# Filter Questions



## GoldMine (Jun 1, 2014)

I recently purchased a 40 gallon tank that I play on putting 3 piranhas in once I move in 2 months. Before the move, I'd like to have everything I need already so all I have to do once moved in is set up my tank/system and get the cycle going.

Right now, I'm curious about filters. I've been browsing the last few days at somewhat cheap filters, as I'm not looking to spend over $50.

I currently have the penn plax cascade 150 that came with the tank, which does 150 gph. I'm looking at getting 1-2 more filters to add in along side of this one. There's been 2 that stick out to me, but are quite cheap for what it supposedly does.

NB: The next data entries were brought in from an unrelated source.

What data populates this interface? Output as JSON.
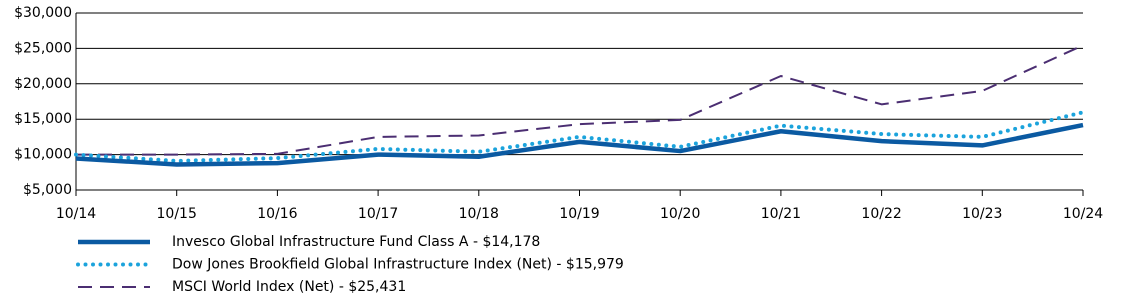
{
  "chart_data": {
    "type": "line",
    "categories": [
      "10/14",
      "10/15",
      "10/16",
      "10/17",
      "10/18",
      "10/19",
      "10/20",
      "10/21",
      "10/22",
      "10/23",
      "10/24"
    ],
    "series": [
      {
        "name": "Invesco Global Infrastructure Fund Class A - $14,178",
        "color": "#0b5aa2",
        "style": "solid",
        "values": [
          9450,
          8600,
          8800,
          10000,
          9700,
          11800,
          10500,
          13300,
          11900,
          11300,
          14178
        ]
      },
      {
        "name": "Dow Jones Brookfield Global Infrastructure Index (Net) - $15,979",
        "color": "#1ba3dc",
        "style": "dotted",
        "values": [
          10000,
          9100,
          9500,
          10800,
          10400,
          12500,
          11100,
          14100,
          12900,
          12500,
          15979
        ]
      },
      {
        "name": "MSCI World Index (Net) - $25,431",
        "color": "#4b2e72",
        "style": "dashed",
        "values": [
          10000,
          10000,
          10100,
          12500,
          12700,
          14300,
          14900,
          21100,
          17100,
          19000,
          25431
        ]
      }
    ],
    "ylim": [
      5000,
      30000
    ],
    "yticks": [
      {
        "value": 5000,
        "label": "$5,000"
      },
      {
        "value": 10000,
        "label": "$10,000"
      },
      {
        "value": 15000,
        "label": "$15,000"
      },
      {
        "value": 20000,
        "label": "$20,000"
      },
      {
        "value": 25000,
        "label": "$25,000"
      },
      {
        "value": 30000,
        "label": "$30,000"
      }
    ],
    "grid": true
  }
}
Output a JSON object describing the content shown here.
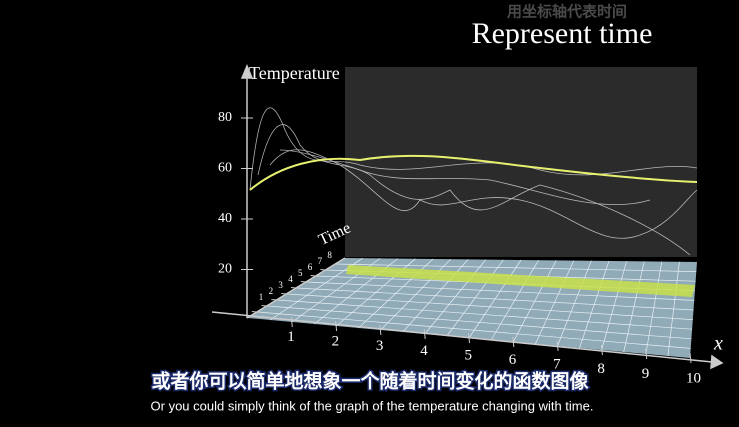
{
  "header": {
    "caption_zh": "用坐标轴代表时间",
    "caption_en": "Represent time"
  },
  "axes": {
    "temperature_label": "Temperature",
    "temperature_ticks": [
      80,
      60,
      40,
      20
    ],
    "time_label": "Time",
    "time_ticks": [
      1,
      2,
      3,
      4,
      5,
      6,
      7,
      8
    ],
    "x_label": "x",
    "x_ticks": [
      1,
      2,
      3,
      4,
      5,
      6,
      7,
      8,
      9,
      10
    ]
  },
  "subtitles": {
    "zh": "或者你可以简单地想象一个随着时间变化的函数图像",
    "en": "Or you could simply think of the graph of the temperature changing with time."
  }
}
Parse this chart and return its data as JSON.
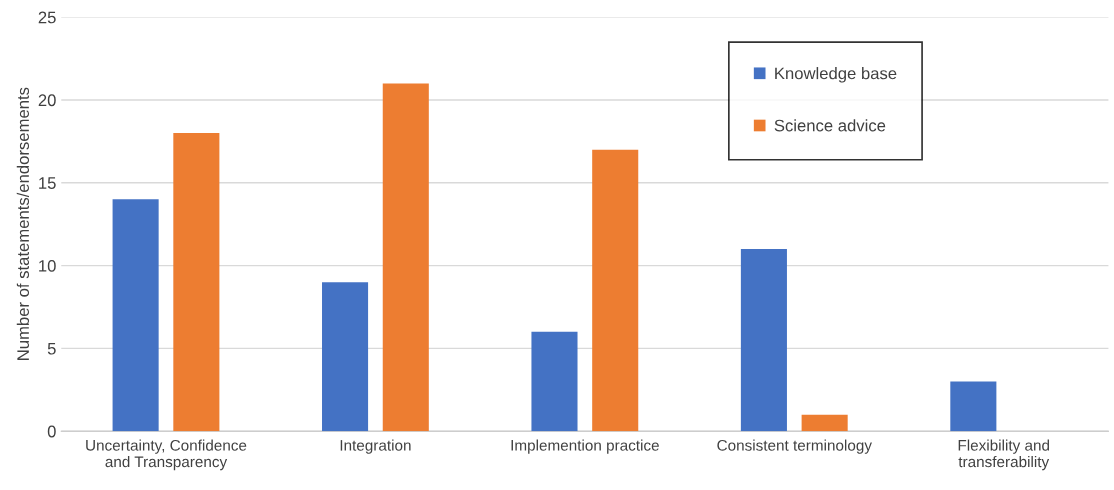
{
  "chart_data": {
    "type": "bar",
    "ylabel": "Number of statements/endorsements",
    "categories": [
      "Uncertainty, Confidence\nand Transparency",
      "Integration",
      "Implemention practice",
      "Consistent terminology",
      "Flexibility and\ntransferability"
    ],
    "series": [
      {
        "name": "Knowledge base",
        "color": "#4472c4",
        "values": [
          14,
          9,
          6,
          11,
          3
        ]
      },
      {
        "name": "Science advice",
        "color": "#ed7d31",
        "values": [
          18,
          21,
          17,
          1,
          null
        ]
      }
    ],
    "ylim": [
      0,
      25
    ],
    "yticks": [
      0,
      5,
      10,
      15,
      20,
      25
    ],
    "grid": "y",
    "legend": "top right"
  }
}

Here are the two: http://www.amazon.com/AquaClear-50-Power-Filter-Includes/dp/B000260FUM/ref=cm_cr_pr_product_top http://www.amazon.com/Aqueon-06117-QuietFlow-Filter-250-GPH/dp/B004W50KKY/ref=sr_1_3?s=pet-supplies&ie=UTF8&qid=1401764854&sr=1-3&keywords=Aqueon+Quiet+Flow+Power+Filters

At this point I'm leaning towards the 1st one.

Also open to input and possible filters that I may be interested in using.

Thanks, GoldMine.


----------



## nitrofish (Jan 14, 2003)

Aquaclear filters are a great choice. I think you will be pleased


----------